1. Questionnaire-based surveys. Ask a large number of people about their dietary habits, and study specific aspects of their health over the years. Are the healthier people healthier because of their diets, or do they choose certain eating patterns because they're healthier to begin with?
2. Well-funded intervention studies. There's a control group that continues to eat what they're accustomed to, and an experimental group that's encouraged to make certain changes in their diets. Look at morbidity and mortality in both groups over a long period of time.

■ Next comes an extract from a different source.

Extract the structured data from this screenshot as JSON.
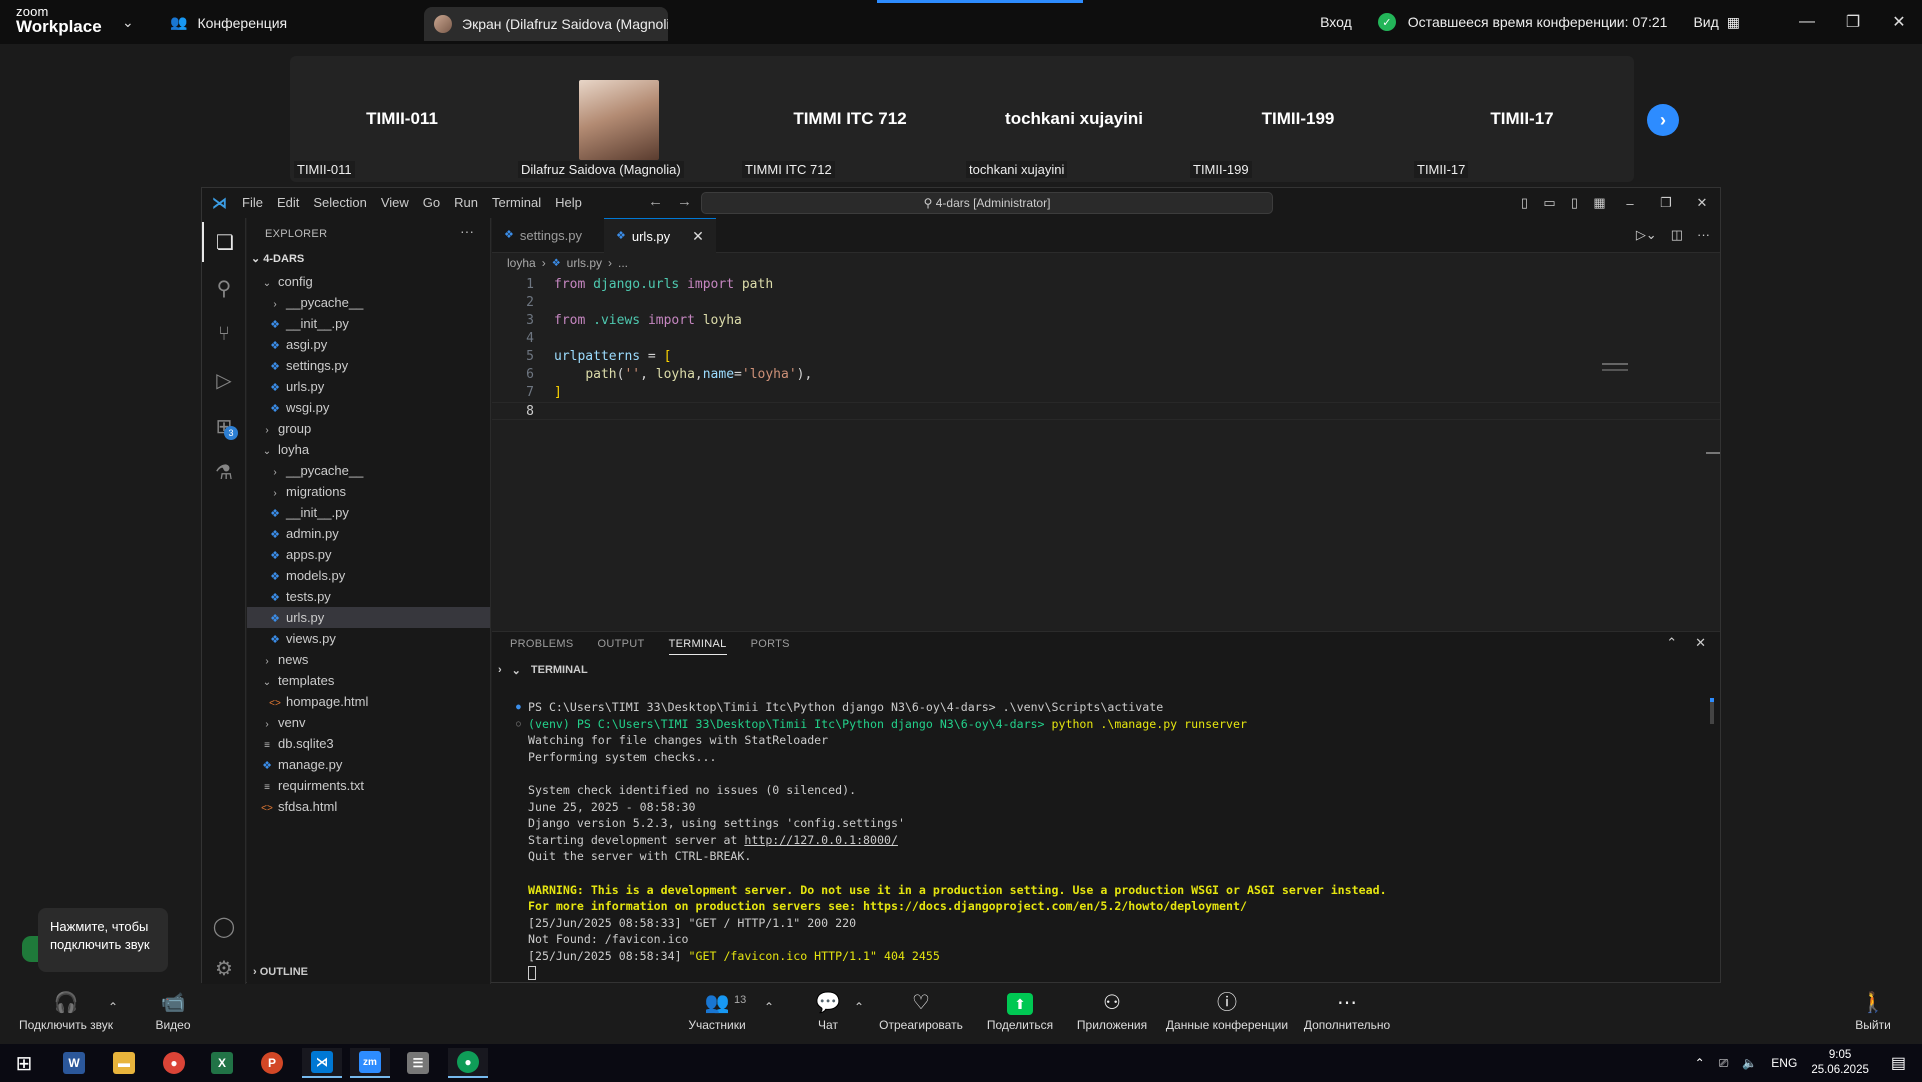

3. Intervention studies that are done 'on the cheap'. These are similar to the above, but the study is for a much shorter period of time. And the researchers look at selected biomarkers of the disease in question, rather than actual outcomes.
Type 3 studies are useful for suggesting more comprehensive Type 2 studies in the future. But as a practical matter, they should be taken with a grain of salt. As General Semantics buffs are quick to point out, the map is not the same thing as the territory.
Now let's return to the main topic. In addition to providing EFAs, common dietary fats slow down starch digestion, so that you're not ravenous two hours after breakfast. In the world of food, there are no heroes, and few villains--not even saturated fat.